In the wake of concerns raised by generic drug industry leaders, Sen Patrick Leahy (D, Vt) has indicated that he is ready to at least discuss amendments to key provisions of his pending patent reform legislation. In a statement to the Senate, Leahy said there would be continued "discussion on this issue as the year progresses"—a concession that the Generic Pharmaceutical Association (GPhA) called "encouraging."

GPhA has been urging both Leahy and the bill's cosponsor, Sen Orrin Hatch (R, Utah), to make substantial changes in the bill, because the current version "could allow patentees to commit inequitable conduct before the Patent and Trademark Office without penalty." Specifically, the association is concerned that the legislation may reduce or eliminate existing penalties for branded drug companies that use fraudulent statements and misconduct to secure patents for their pharmaceuticals.

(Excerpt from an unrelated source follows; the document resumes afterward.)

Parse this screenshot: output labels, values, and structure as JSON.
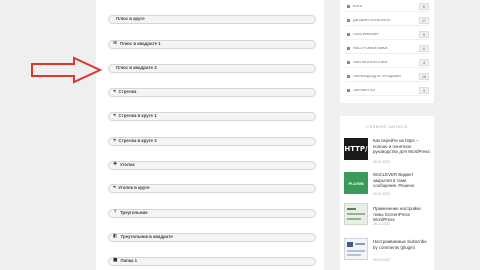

Although Leahy did not agree to any specific changes in the bill, he did acknowledge that lawmakers need to be concerned about the possibility of improper activities by patent holders. Congress "should expect the highest caliber of behavior by those who are seeking patents," he said.

GPhA officials said they welcomed continued dialogue to pass meaningful patent reform legislation but gave no indication that they are willing to compromise on the penalty issue.